Why would you join a movement that tried to ensure your mother could kill you?
This post from Jill Stanek is too good not to share:
Newsweek posted an interesting piece on April 16, “Remember Roe!”, with the byline, “How can the next generation defend abortion rights when they don’t think abortion rights need defending?”
How ironic. As I commented to a millennial who wrote an article at RH Reality Check attempting to refute Newsweek, “Elise, just one question: What in the world draws you to join a movement that tried every way possible to ensure your mother could kill you, unrestrained by any law or regulation whatsoever?”…
I wonder how you’d turn that into a recruitment slogan…
And some highlights from the article itself:
NARAL president Nancy Keenan had grown fearful about the future of her movement even before the health-care debate. Keenan considers herself part of the “postmenopausal militia,” a generation of baby-boomer activists now well into their 50s….
[W]hat worries Keenan is that she just doesn’t see a passion among the post-Roe generation – at least, not among those on her side.
This past January, when Keenan’s train pulled into Washington’s Union Station… she was greeted by a swarm of anti-abortion-rights activists. It was the 37th annual March for Life, organized every year on Jan. 22, the anniversary of Roe. “I just thought, my gosh, they are so young,” Keenan recalled. “There are so many of them, and they are so young.” March for Life estimates it drew 400k activists to the Capitol this year. An anti-Stupak rally two months earlier had about 1,300 attendees.
[…]
Millennials also came of age as ultrasounds provided increasingly clear pictures of fetal development. “The technology has clearly helped to define how people think about a fetus as a full, breathing human being,” admits former NARAL president Kate Michelman. “The other side has been able to use the technology to its own end.”…
[W]ithin the abortion-rights community there’s a growing consensus on a promising path forward: start an open discussion about the moral, ethical, and emotional complexity of abortion that would be more likely to resonate with young Americans. “It’s a morally complex issue that both sides have tried to make black and white,” says Greenberg. “We have to recognize the moral complexity.”
Abortion-rights activists have traditionally hesitated on this front, viewing it as a slippery slope toward their own defeat. Instead, they often go to extremes to fend off even the smallest encroachments, opposing popular restrictions like parental-notification laws and bans on late-term procedures. Lately, though, Keenan has been more convinced that NARAL must adopt a more nuanced stance. On the 35th anniversary of Roe… she bluntly told a crowd… in Austin, TX… that “our reluctance to address the moral complexity of this debate is no longer serving our cause or our country well. In our silence, we have ceded moral ground.”

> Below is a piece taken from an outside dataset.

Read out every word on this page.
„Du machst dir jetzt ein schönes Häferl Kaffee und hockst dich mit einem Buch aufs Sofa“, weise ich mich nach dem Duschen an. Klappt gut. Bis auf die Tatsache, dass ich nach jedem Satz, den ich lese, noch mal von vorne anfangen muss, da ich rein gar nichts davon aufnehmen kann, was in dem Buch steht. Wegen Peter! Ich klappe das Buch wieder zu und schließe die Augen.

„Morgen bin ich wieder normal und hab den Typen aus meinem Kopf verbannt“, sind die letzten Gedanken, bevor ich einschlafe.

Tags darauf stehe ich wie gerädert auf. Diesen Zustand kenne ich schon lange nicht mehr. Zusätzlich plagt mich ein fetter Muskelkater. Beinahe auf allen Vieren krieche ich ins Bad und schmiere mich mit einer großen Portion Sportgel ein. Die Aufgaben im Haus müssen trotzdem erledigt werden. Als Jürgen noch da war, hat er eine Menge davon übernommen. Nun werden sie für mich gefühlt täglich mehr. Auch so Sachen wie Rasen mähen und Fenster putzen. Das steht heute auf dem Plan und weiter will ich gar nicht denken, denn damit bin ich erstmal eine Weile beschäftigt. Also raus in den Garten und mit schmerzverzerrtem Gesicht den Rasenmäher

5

Of course, though abortion is often extremely complex emotionally, psychologically or even practically speaking, it’s not morally complex—is the unborn a human person or not? The reason that abortion advocates are so hesitant to address the moral complexity is that it’s hard to admit there’s anything wrong with abortion unless we’re talking about the unborn as a human person, in which case… how can we justify elective abortion to begin with?
Oh, and one other thing worth pointing out regarding NARAL: the last surviving founding member is now pro-life.